I cite the Silicon Valley Bank collapse as an interesting case study. A looot of companies should have gone bust with that one because they were imprudent with their money. They didn't.

replies(2): >>43491094 #>>43493519 #
bix6 ◴[] No.43493519[source]
Companies should go bankrupt because a trusted bank had a bank run thrust on it by competitors? I don’t agree with that.
replies(2): >>43493753 #>>43501047 #
roenxi ◴[] No.43501047[source]
You can agree with whatever you like. But if your stance is people should be able to just give money to whoever and it all works out in the end then you aren't supporting an environment where management are honest, because they are being supported in being wilfully blind.

They're managing capital. If they get bailed out because they turned out to be completely irresponsible in managing their capital then nobody can claim to be surprised that management tend not to be of the highest standard on any axis.

What is supposed to be the incentive here for appointing competent managers for most companies? It literally doesn't matter. Even company-bankrupting performance will turn a profit once the effects of money printing are factored in.

replies(1): >>43523758 #
1. bix6 ◴[] No.43523758{3}[source]
Managing capital is a vital part of any business but a small team of 5 does not have the same resources or requirements as a team of 500 or 5000.

SVB has been a vital supporter of startups for decades. Why would a resource constrained startup spend time worried about it? Money goes in and out the bank, great, that’s all most startups should need to worry about.

replies(1): >>43529282 #
2. roenxi ◴[] No.43529282[source]
If you support a culture where people look at $250,000 and don't care what happens to it, then I hope you aren't surprised when it turns out the management class are serially incompetent. Their literal responsibility is to look at large amounts of capital and decide what happens to it.

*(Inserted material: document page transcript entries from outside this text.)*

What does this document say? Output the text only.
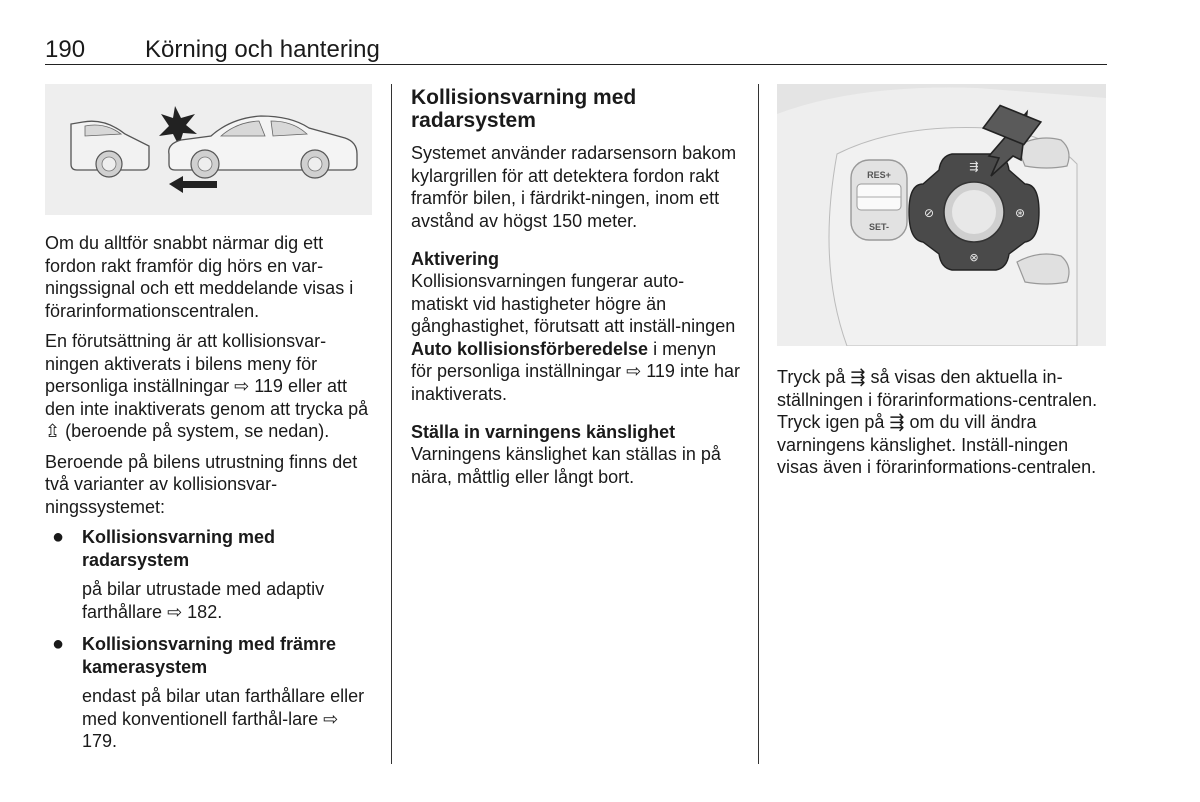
190 Körning och hantering

Om du alltför snabbt närmar dig ett fordon rakt framför dig hörs en var-ningssignal och ett meddelande visas i förarinformationscentralen.

En förutsättning är att kollisionsvar-ningen aktiverats i bilens meny för personliga inställningar ⇨ 119 eller att den inte inaktiverats genom att trycka på ⇫ (beroende på system, se nedan).

Beroende på bilens utrustning finns det två varianter av kollisionsvar-ningssystemet:

● Kollisionsvarning med radarsystem
på bilar utrustade med adaptiv farthållare ⇨ 182.
● Kollisionsvarning med främre kamerasystem
endast på bilar utan farthållare eller med konventionell farthål-lare ⇨ 179.
Kollisionsvarning med radarsystem

Systemet använder radarsensorn bakom kylargrillen för att detektera fordon rakt framför bilen, i färdrikt-ningen, inom ett avstånd av högst 150 meter.

Aktivering

Kollisionsvarningen fungerar auto-matiskt vid hastigheter högre än gånghastighet, förutsatt att inställ-ningen Auto kollisionsförberedelse i menyn för personliga inställningar ⇨ 119 inte har inaktiverats.

Ställa in varningens känslighet

Varningens känslighet kan ställas in på nära, måttlig eller långt bort.

RES+
SET-
⇶
⊘	⊛
⊗

Tryck på ⇶ så visas den aktuella in-ställningen i förarinformations-centralen. Tryck igen på ⇶ om du vill ändra varningens känslighet. Inställ-ningen visas även i förarinformations-centralen.
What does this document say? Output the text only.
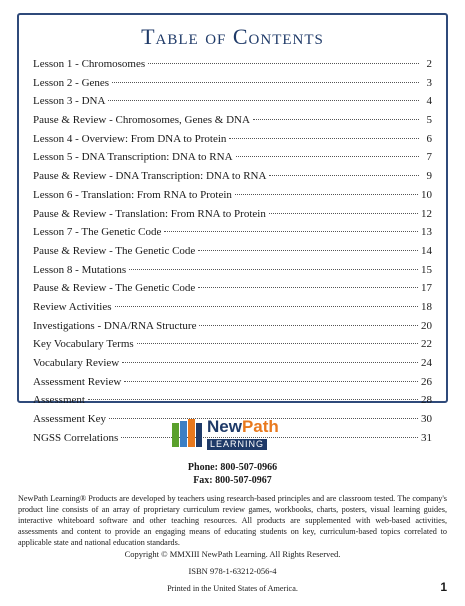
Table of Contents
Lesson 1 - Chromosomes	2
Lesson 2 - Genes	3
Lesson 3 - DNA	4
Pause & Review - Chromosomes, Genes & DNA	5
Lesson 4 - Overview: From DNA to Protein	6
Lesson 5 - DNA Transcription: DNA to RNA	7
Pause & Review - DNA Transcription: DNA to RNA	9
Lesson 6 - Translation: From RNA to Protein	10
Pause & Review - Translation: From RNA to Protein	12
Lesson 7 - The Genetic Code	13
Pause & Review - The Genetic Code	14
Lesson 8 - Mutations	15
Pause & Review - The Genetic Code	17
Review Activities	18
Investigations - DNA/RNA Structure	20
Key Vocabulary Terms	22
Vocabulary Review	24
Assessment Review	26
Assessment	28
Assessment Key	30
NGSS Correlations	31
NewPath
LEARNING
Phone: 800-507-0966
Fax: 800-507-0967

NewPath Learning® Products are developed by teachers using research-based principles and are classroom tested. The company's product line consists of an array of proprietary curriculum review games, workbooks, charts, posters, visual learning guides, interactive whiteboard software and other teaching resources. All products are supplemented with web-based activities, assessments and content to provide an engaging means of educating students on key, curriculum-based topics correlated to applicable state and national education standards.

Copyright © MMXIII NewPath Learning. All Rights Reserved.

ISBN 978-1-63212-056-4

Printed in the United States of America.	1
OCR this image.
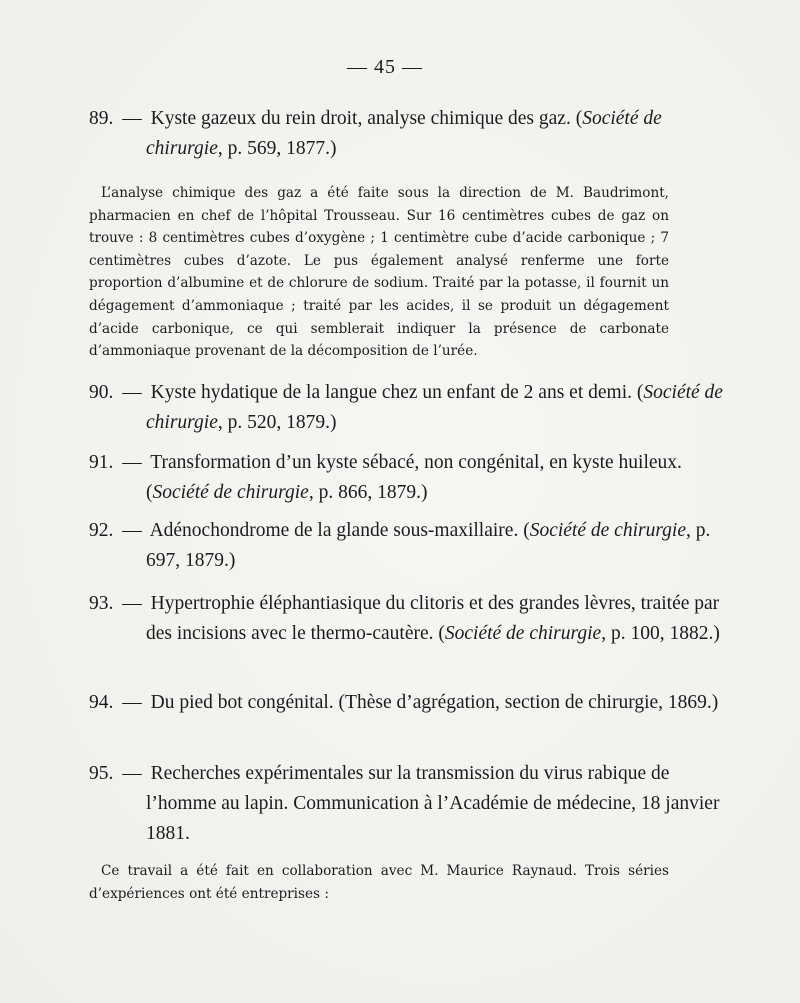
— 45 —

89. — Kyste gazeux du rein droit, analyse chimique des gaz. (Société de chirurgie, p. 569, 1877.)

L’analyse chimique des gaz a été faite sous la direction de M. Baudrimont, pharmacien en chef de l’hôpital Trousseau. Sur 16 centimètres cubes de gaz on trouve : 8 centimètres cubes d’oxygène ; 1 centimètre cube d’acide carbonique ; 7 centimètres cubes d’azote. Le pus également analysé renferme une forte proportion d’albumine et de chlorure de sodium. Traité par la potasse, il fournit un dégagement d’ammoniaque ; traité par les acides, il se produit un dégagement d’acide carbonique, ce qui semblerait indiquer la présence de carbonate d’ammoniaque provenant de la décomposition de l’urée.

90. — Kyste hydatique de la langue chez un enfant de 2 ans et demi. (Société de chirurgie, p. 520, 1879.)

91. — Transformation d’un kyste sébacé, non congénital, en kyste huileux. (Société de chirurgie, p. 866, 1879.)

92. — Adénochondrome de la glande sous-maxillaire. (Société de chirurgie, p. 697, 1879.)

93. — Hypertrophie éléphantiasique du clitoris et des grandes lèvres, traitée par des incisions avec le thermo-cautère. (Société de chirurgie, p. 100, 1882.)

94. — Du pied bot congénital. (Thèse d’agrégation, section de chirurgie, 1869.)

95. — Recherches expérimentales sur la transmission du virus rabique de l’homme au lapin. Communication à l’Académie de médecine, 18 janvier 1881.

Ce travail a été fait en collaboration avec M. Maurice Raynaud. Trois séries d’expériences ont été entreprises :
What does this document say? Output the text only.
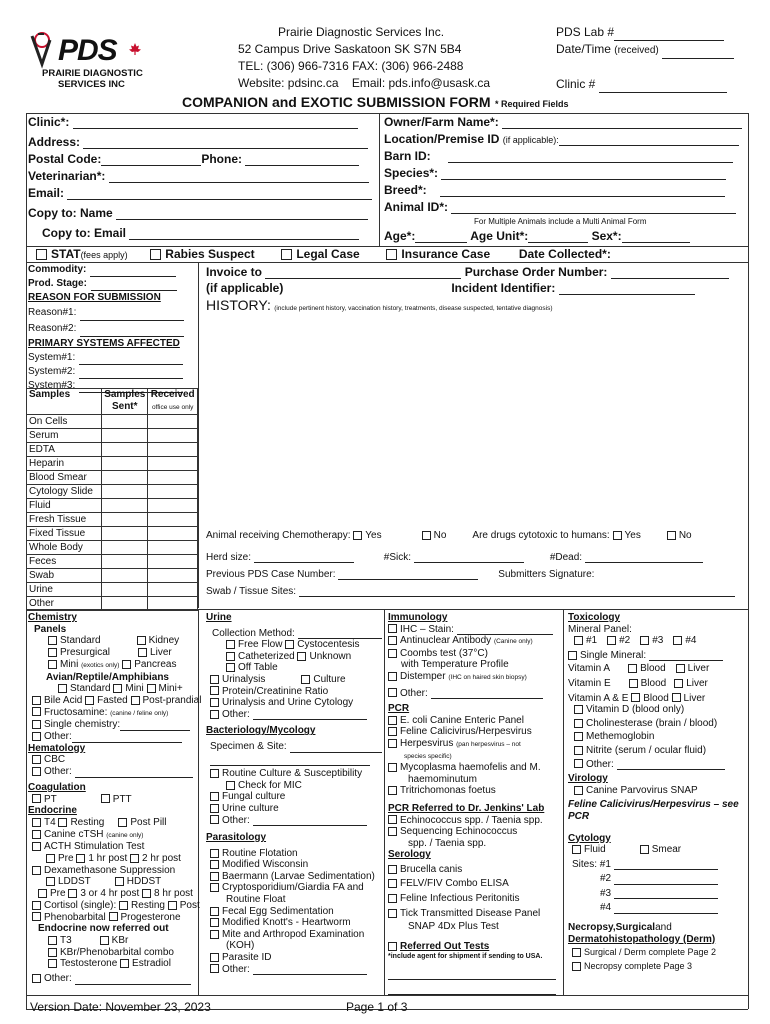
PDS
PRAIRIE DIAGNOSTIC
SERVICES INC
Prairie Diagnostic Services Inc.
52 Campus Drive Saskatoon SK S7N 5B4
TEL: (306) 966-7316 FAX: (306) 966-2488
Website: pdsinc.ca    Email: pds.info@usask.ca
PDS Lab #
Date/Time (received)
Clinic #
COMPANION and EXOTIC SUBMISSION FORM * Required Fields
Clinic*:
Address:
Postal Code:	Phone:
Veterinarian*:
Email:
Copy to: Name
Copy to: Email
Owner/Farm Name*:
Location/Premise ID (if applicable):
Barn ID:
Species*:
Breed*:
Animal ID*:
For Multiple Animals include a Multi Animal Form
Age*:	Age Unit*:	Sex*:
STAT(fees apply)	Rabies Suspect	Legal Case	Insurance Case Date Collected*:
Commodity:
Prod. Stage:
REASON FOR SUBMISSION
Reason#1:
Reason#2:
PRIMARY SYSTEMS AFFECTED
System#1:
System#2:
System#3:
Samples	Samples
Sent*	Received
office use only
On Cells		
Serum		
EDTA		
Heparin		
Blood Smear		
Cytology Slide		
Fluid		
Fresh Tissue		
Fixed Tissue		
Whole Body		
Feces		
Swab		
Urine		
Other		
Invoice to	Purchase Order Number:
(if applicable)	Incident Identifier:
HISTORY: (include pertinent history, vaccination history, treatments, disease suspected, tentative diagnosis)
Animal receiving Chemotherapy: Yes	No	Are drugs cytotoxic to humans: Yes	No
Herd size:	#Sick:	#Dead:
Previous PDS Case Number:	Submitters Signature:
Swab / Tissue Sites:
Chemistry
Panels
Standard	Kidney
Presurgical	Liver
Mini (exotics only) Pancreas
Avian/Reptile/Amphibians
Standard Mini Mini+
Bile Acid Fasted Post-prandial
Fructosamine: (canine / feline only)
Single chemistry:
Other:
Hematology
CBC
Other:
Coagulation
PT	PTT
Endocrine
T4 Resting	Post Pill
Canine cTSH (canine only)
ACTH Stimulation Test
Pre 1 hr post 2 hr post
Dexamethasone Suppression
LDDST	HDDST
Pre 3 or 4 hr post 8 hr post
Cortisol (single): Resting Post
Phenobarbital Progesterone
Endocrine now referred out
T3	KBr
KBr/Phenobarbital combo
Testosterone Estradiol
Other:
Urine
Collection Method:
Free Flow Cystocentesis
Catheterized Unknown
Off Table
Urinalysis	Culture
Protein/Creatinine Ratio
Urinalysis and Urine Cytology
Other:
Bacteriology/Mycology
Specimen & Site:
Routine Culture & Susceptibility
Check for MIC
Fungal culture
Urine culture
Other:
Parasitology
Routine Flotation
Modified Wisconsin
Baermann (Larvae Sedimentation)
Cryptosporidium/Giardia FA and
Routine Float
Fecal Egg Sedimentation
Modified Knott's - Heartworm
Mite and Arthropod Examination
(KOH)
Parasite ID
Other:
Immunology
IHC – Stain:
Antinuclear Antibody (Canine only)
Coombs test (37°C)
with Temperature Profile
Distemper (IHC on haired skin biopsy)
Other:
PCR
E. coli Canine Enteric Panel
Feline Calicivirus/Herpesvirus
Herpesvirus (pan herpesvirus – not
species specific)
Mycoplasma haemofelis and M.
haemominutum
Tritrichomonas foetus
PCR Referred to Dr. Jenkins' Lab
Echinococcus spp. / Taenia spp.
Sequencing Echinococcus
spp. / Taenia spp.
Serology
Brucella canis
FELV/FIV Combo ELISA
Feline Infectious Peritonitis
Tick Transmitted Disease Panel
SNAP 4Dx Plus Test
Referred Out Tests
*include agent for shipment if sending to USA.
Toxicology
Mineral Panel:
#1 #2 #3 #4
Single Mineral:
Vitamin A	Blood Liver
Vitamin E	Blood Liver
Vitamin A & E Blood Liver
Vitamin D (blood only)
Cholinesterase (brain / blood)
Methemoglobin
Nitrite (serum / ocular fluid)
Other:
Virology
Canine Parvovirus SNAP
Feline Calicivirus/Herpesvirus – see
PCR
Cytology
Fluid	Smear
Sites: #1
#2
#3
#4
Necropsy,Surgicaland
Dermatohistopathology (Derm)
Surgical / Derm complete Page 2
Necropsy complete Page 3
Version Date: November 23, 2023	Page 1 of 3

The startups had a strategy of pooling their money - their huge amount of money, as it turns out - into a fund run by people who couldn't keep a bank solvent. If you want to shield the people doing that from consequences then, frankly, you don't have an interest in running a high-integrity system geared to competence. Because there need to be direct and painful consequences to an action that stupid. Oh there are only 5 of them! Well there is only 1 of me and I can tell you how dumb they were in isolation. The only reason to act this way and keep all the eggs in one high-risk basket is because of an assumption that the government will come in and conduct bailouts if any risk eventuates. IE, a management class that doesn't ever expect to succeed on their own merits. Although since the bailouts did happen that suggests that sticking to a dumb strategy is what winners should do.